TORONTO – Sick days, last-minute vacation requests and reluctant ticket sales — those were just some of the options being considered by Toronto Blue Jays fans as the baseball team’s long-awaited playoff games were officially slated for inconvenient afternoon starts.
The timing came as a blow to many who’ve watched the team make an exhilarating second-half push to the post-season for the first time since 1993.
Game 1 on Thursday is set to begin between 3:37 p.m. and 4:07 p.m., while Game 2 on Friday starts even earlier with opening pitch scheduled for 12:45 p.m.
For Samantha Valters, who couldn’t take a vacation day at short notice, the times meant she had to put her prized tickets up for sale.
“This is the moment I’ve been waiting for over 20 years for, so it’s a real bummer,” said the 31-year-old. “It kind of ruins that high and excitement in the city when you can’t all get together and root for your team.”
Calling in sick wasn’t an option for Valters either because everyone in her office knows just how much of a Jays fan she is.
“I’m a super fan. I’m dressed in Jays gear right now. I have little bobble-heads at work on my desk,” she said with a laugh. “I’ve been at the World Series games when I was a kid and I’ve been looking forward to this for so long.”
Valters hopes she’ll be able to go to other playoff games, but notes she’ll likely only be able to make it if they are after regular working hours.
“At least they’re in the playoffs, and that makes me incredibly happy,” she said. “But you’d love to be there in that moment and feel that camaraderie.”
Afternoon games are a tradition on the playoff schedule, which is set by Major League Baseball. Several factors go into determining what time the games are played, including time zones and the number of other games on the day. On Thursday, for example, the other game is being played in the Central time zone in Kansas City. On Friday, there are four games scheduled with Toronto the only host in the Eastern time zone, making Blue Jays-Rangers the logical choice to kick off the play at lunchtime. Staggered starts also ensure that games don’t overlap for TV audiences.
Like Valters, Josh Elijah definitely wants to experience the games with friends.
The London, Ont., resident doesn’t have tickets to the games in Toronto but is determined to find a way to watch them on television with his buddies.
He has plans to leave work early on Thursday, but is still contemplating what he’ll do for the Friday game.
“I’m going to try to get out of work somehow,” he said, adding that he hoped his boss would be sympathetic. “I want to be with my friends to watch the game. This is the moment, this is the time all Blue Jays fans have been waiting for.”

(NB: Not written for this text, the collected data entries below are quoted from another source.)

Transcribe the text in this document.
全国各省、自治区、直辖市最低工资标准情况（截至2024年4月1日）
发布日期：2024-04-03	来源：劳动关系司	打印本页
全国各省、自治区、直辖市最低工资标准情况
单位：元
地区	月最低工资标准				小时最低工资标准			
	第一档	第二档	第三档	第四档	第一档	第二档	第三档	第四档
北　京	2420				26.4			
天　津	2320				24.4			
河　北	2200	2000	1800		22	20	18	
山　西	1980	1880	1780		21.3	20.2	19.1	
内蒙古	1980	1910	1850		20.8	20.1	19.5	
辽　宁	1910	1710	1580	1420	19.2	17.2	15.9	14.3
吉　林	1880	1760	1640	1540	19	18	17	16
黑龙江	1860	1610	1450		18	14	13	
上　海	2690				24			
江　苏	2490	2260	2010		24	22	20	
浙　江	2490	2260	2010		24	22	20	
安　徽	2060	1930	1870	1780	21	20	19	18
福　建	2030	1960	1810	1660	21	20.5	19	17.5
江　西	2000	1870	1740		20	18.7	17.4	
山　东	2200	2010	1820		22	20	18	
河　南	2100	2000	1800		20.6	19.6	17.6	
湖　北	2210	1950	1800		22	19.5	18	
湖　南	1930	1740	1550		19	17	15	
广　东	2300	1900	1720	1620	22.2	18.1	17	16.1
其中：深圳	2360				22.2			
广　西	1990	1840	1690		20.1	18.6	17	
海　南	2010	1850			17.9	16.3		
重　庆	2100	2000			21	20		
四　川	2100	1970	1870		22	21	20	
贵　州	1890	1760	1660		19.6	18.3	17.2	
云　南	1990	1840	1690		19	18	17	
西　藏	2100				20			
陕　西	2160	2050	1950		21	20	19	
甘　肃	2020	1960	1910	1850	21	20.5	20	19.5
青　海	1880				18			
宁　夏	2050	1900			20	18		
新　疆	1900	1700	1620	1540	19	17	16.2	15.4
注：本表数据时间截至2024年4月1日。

The 30-year-old, who describes himself as an “avid baseball fan” said he’d certainly be burning a sick day for future games in the coming weeks if they are scheduled during the day.
Jacob Robinson is also considering time off work if more playoff games land in the middle of the afternoon.
The Delhi, Ont., resident will be at Friday’s game thanks to a well-timed day off, he and his wife won’t be able to make it to Game 1 — a situation that’s left him frustrated.
“It’s a bit of a gut punch to not be able to go to that first game, and having spent that much money to go,” he said. “It was the one I was really excited about because it’s the first time in 22 years.”
If future games are slotted for more afternoons, Robinson plans to ask his boss about possibly using some vacation time to go watch them because he feels the experience is worth it.
“This is kind of the one team I feel everyone rallies around, no matter where you’re from in Canada,” he said. “It’s not only just the team, but the excitement around it. I really just hope that the afternoon games don’t take away from that.”